A diaconate for women, an experimental liturgical rite and the ordination of married men in remote areas have been some of the suggestions so far discussed at the Synod of Bishops on the Pan-Amazon Region, each eliciting a wide range of reactions.
By lunchtime Tuesday, 40 synod fathers and one auditor had spoken on a variety of subjects during the general congregations — sessions held in the morning and afternoon in which each synod participant speaks for a maximum of four minutes.
The speakers have included 15 Brazilian bishops, 12 prelates from other Latin American countries, and synod fathers from the Roman Curia, Canada and Europe.
Among them were Cardinal Michael Czerny, the undersecretary for migrants and refugees at the Dicastery for Promotion of Integral Human Development, Cardinal Peter Turkson, the prefect of the same dicastery, Cardinal Robert Sarah, the prefect of the Congregation for Divine Worship and the Discipline of the Sacraments, and Cardinal Reinhard Marx, the president of the German bishops’ conference.
The special assembly, “Amazonia: New Paths for the Church and for an Integral Ecology,” began Sunday and runs through Oct. 27.
As in previous synods during the pontificate of Pope Francis, the Vatican did not give details on who said what, ostensibly to encourage a freer and less inhibited discussion, although Cardinal Marx was an exception. He published his full text.
According to a Vatican-provided synthesis of interventions, subjects so far discussed have included a reflection on “indigenous rites” of the Sacrifice of the Mass that, it was said, should be looked upon “benevolently” if they are “not linked to superstitions,” and provided they “harmonize with a true liturgical spirit,” a synod father said.
Related to this, and as part of inculturation, it was proposed that “according to the right theological, liturgical and pastoral discernment,” a “Catholic Amazonian rite” should be considered ad experimentum. After all, it was stressed, “just as there is an environmental ecosystem, so there is an ecclesial ecosystem.”
A relatively large number of interventions have been made already on the contentious issue of the ordination of married men “of proven virtue” (viri probati ) to bring the Eucharist to remote Amazonian areas where priests are not present.
One synod father cautioned that while it is a “legitimate necessity,” the situation cannot “condition a substantial rethinking of the nature of the priesthood and its relationship with celibacy.” Instead, the importance of evangelization was stressed, to foster vocations among the young, as a lasting means to fill the priest shortage.

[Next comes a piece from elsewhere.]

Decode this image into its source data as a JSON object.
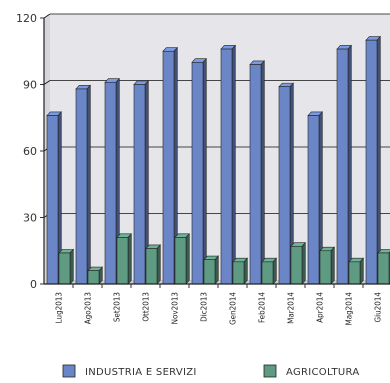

But it was also proposed that in the face of “secularism, religious indifference, the dizzying proliferation of Pentecostal churches,” the Church “must learn to consult and listen more to the voice of the laity.” And in this context, the need to bring the Eucharist to the laity was emphasized, offering “permanent” ministers rather than merely “visiting” ones, and even a “permanent indigenous diaconate.”